Dança em compasso que despedaça:
Açoite ao toque; cada toque é faca...
O corpo que recua, ainda permanece
Na fúria lenta onde o êxtase enlouquece.
Teu manto de orgulho, couraça brumosa,
Velando o caos da carne tenebrosa.
Eu, trono e espada, soberano abismo,
Cordeiro e lobo no mesmo exorcismo.
Rugimos ambos no fragor dos ossos,
Erguemos nós o fardo dos destroços:
Destroços dos espelhos e deste ardil,
Amor de Átropos tece o nosso fio.
Por que lutar, se o prêmio é só espinhal?
Rodas de fogo no moinho eternal,
Tramas da carne torcem em palco exangue.
Negue-me a paz: sou réu da sorte langue!
Guerra infecunda em rubros carmesins
Veste de glória nossos frágeis fins.
Que importa o fim? A queda é nosso ofício:
Violência esculpe em nós o próprio vício.

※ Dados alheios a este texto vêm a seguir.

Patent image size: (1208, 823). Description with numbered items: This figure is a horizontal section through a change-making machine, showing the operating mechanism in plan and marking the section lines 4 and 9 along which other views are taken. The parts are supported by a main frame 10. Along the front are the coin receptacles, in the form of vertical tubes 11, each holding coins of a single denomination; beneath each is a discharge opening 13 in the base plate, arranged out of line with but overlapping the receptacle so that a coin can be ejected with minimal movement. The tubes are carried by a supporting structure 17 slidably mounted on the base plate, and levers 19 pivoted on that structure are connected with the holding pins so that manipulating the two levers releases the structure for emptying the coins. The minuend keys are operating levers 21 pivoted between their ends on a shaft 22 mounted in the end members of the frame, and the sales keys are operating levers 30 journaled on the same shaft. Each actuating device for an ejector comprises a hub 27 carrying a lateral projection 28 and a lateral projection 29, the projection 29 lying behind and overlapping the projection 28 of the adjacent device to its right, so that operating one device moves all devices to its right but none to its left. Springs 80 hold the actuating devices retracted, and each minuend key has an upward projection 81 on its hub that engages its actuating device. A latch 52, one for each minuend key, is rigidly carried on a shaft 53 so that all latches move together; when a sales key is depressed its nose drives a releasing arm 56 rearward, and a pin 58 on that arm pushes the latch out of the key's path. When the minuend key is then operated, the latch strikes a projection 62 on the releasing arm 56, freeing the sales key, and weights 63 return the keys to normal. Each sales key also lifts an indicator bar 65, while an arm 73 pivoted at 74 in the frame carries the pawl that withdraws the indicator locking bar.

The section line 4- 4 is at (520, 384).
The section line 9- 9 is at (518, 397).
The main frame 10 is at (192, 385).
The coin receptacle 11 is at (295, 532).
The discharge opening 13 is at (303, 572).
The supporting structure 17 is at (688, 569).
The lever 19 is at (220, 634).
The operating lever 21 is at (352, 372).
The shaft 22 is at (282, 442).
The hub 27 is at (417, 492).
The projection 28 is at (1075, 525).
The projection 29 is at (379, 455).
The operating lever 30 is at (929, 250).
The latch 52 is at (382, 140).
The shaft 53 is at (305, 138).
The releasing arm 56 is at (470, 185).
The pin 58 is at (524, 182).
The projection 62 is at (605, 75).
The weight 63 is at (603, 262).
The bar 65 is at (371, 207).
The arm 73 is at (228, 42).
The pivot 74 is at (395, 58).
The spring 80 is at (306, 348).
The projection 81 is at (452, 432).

A sala arde em pira funerária,
Teu desafio: um sopro na calvária.
Último assalto: enlaço e punhalada
Unem num hino a chama e a espada.
Roda o destino, ciclópea engrenagem,
Esmaga pétalas na fera linguagem.
Triunfa o vácuo! Em pórtico sombrio,
Se assina a morte do próprio desafio.
Não há tréguas, ó Dama da Contenda:
Comprei tuas chagas nesta oferenda.
A Lua em eclipse e o Sol em brasa
Forjaram guerras dentro da nossa casa.